Karel Van Wolferen, Professor of Comparative Political and Economic Institutions at Amsterdam University, points out that “the growth of technocratic forms of government conceals a falsehood.

“It is this: the citizen, who indeed is a citizen only because he is represented within the government, remains in charge. In reality the citizen is ever less represented in a technocracy.”

A true technocracy, in the sense of formal government, exists neither in Japan nor in America, as yet.

Both nations, though, because of the paths of their modern economic development, operate on many technocratic principles: There are no problems of government that are not in the end quantifiable, and so ultimately all can be solved using scientific methods — including the application of our ever-advancing technologies.

This ignores the political nature of society. Atomic power may be just one more technology, but even a technology may disrupt the constitutional rights of a sovereign populace when leaders permit its demands to take precedence over the political choices of the citizen.

It is the demands of such “national technologies” — those whose adoption is dictated by government — that then come to rule us. Even government leaders themselves become captive.
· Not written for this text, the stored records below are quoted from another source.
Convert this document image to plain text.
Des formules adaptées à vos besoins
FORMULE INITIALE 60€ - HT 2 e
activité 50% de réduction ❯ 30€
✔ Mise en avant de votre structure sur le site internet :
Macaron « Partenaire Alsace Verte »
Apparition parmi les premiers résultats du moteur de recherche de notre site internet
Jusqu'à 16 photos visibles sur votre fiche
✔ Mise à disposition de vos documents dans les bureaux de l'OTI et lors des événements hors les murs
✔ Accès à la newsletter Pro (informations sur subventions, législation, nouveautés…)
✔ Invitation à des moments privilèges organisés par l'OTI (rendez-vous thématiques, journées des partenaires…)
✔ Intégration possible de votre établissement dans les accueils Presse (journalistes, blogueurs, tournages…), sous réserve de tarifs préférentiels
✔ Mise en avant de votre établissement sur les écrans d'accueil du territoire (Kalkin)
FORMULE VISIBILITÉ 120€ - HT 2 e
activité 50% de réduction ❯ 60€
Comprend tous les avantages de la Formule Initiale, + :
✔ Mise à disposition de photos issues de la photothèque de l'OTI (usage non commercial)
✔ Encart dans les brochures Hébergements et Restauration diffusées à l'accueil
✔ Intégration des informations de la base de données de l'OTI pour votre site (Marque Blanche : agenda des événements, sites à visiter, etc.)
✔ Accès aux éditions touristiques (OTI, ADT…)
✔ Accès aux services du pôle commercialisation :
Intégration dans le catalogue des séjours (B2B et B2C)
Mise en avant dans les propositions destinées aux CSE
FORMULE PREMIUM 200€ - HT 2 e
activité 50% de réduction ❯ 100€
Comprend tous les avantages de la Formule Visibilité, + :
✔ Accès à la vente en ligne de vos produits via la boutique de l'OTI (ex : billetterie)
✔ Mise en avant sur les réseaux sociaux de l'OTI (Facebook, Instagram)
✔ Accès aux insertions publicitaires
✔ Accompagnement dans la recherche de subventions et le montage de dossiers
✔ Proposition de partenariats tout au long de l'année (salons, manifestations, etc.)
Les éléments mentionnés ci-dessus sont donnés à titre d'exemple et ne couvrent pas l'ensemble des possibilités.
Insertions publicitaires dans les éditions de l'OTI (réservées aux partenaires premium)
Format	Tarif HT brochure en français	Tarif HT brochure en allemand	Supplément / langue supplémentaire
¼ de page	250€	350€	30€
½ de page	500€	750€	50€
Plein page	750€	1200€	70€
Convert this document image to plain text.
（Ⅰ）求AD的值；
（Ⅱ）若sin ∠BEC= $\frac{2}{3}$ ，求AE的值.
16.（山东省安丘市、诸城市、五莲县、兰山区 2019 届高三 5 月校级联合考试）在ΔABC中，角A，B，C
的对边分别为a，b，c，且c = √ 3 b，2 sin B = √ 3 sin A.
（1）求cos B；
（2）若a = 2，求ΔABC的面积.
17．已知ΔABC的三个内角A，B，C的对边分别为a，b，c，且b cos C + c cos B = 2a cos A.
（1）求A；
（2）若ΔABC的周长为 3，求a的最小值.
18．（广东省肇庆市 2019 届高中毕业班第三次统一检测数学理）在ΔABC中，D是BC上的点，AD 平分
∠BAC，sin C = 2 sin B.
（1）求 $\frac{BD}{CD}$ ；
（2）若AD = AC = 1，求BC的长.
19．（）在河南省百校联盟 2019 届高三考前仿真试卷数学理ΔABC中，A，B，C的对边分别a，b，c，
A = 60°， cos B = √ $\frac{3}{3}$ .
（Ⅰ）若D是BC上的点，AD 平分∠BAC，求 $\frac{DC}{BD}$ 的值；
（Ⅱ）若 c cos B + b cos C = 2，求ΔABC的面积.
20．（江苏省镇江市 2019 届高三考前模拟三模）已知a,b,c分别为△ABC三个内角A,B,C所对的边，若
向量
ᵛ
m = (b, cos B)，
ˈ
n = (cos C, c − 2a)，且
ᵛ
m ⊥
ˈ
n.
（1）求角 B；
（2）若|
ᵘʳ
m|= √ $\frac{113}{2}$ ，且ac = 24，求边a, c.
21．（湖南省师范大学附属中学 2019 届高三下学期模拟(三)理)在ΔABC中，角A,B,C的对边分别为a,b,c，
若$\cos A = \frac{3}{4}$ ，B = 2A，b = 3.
Now, as the nuclear crises prove, elected governments in Japan and America will no more take away the tyranny of the atom than they can take away seagoing freighters or banish jet airliners.

We live in an age of international terrorism. We must yield to the demands of still more technologies, which inspect our shoes, our bodies, our belongings. We must allow immigration authorities to photograph us, and thumbprint us, because these technologies preserve us from the danger.

They do little enough of that. What they do that is more important is transfer power over freedoms and privacies from the hands of the individual to the hands of the government agencies who adopt them.

What they do is further legitimize technology as an instrument of rule, while de-legitimizing the political authority we have over it. They subtract steadily, that is, from the sovereign rights of all citizens.

Robert L. Cutts is a college journalism instructor in Nevada who lived in Japan and reported on its social and industrial issues for more than 20 years.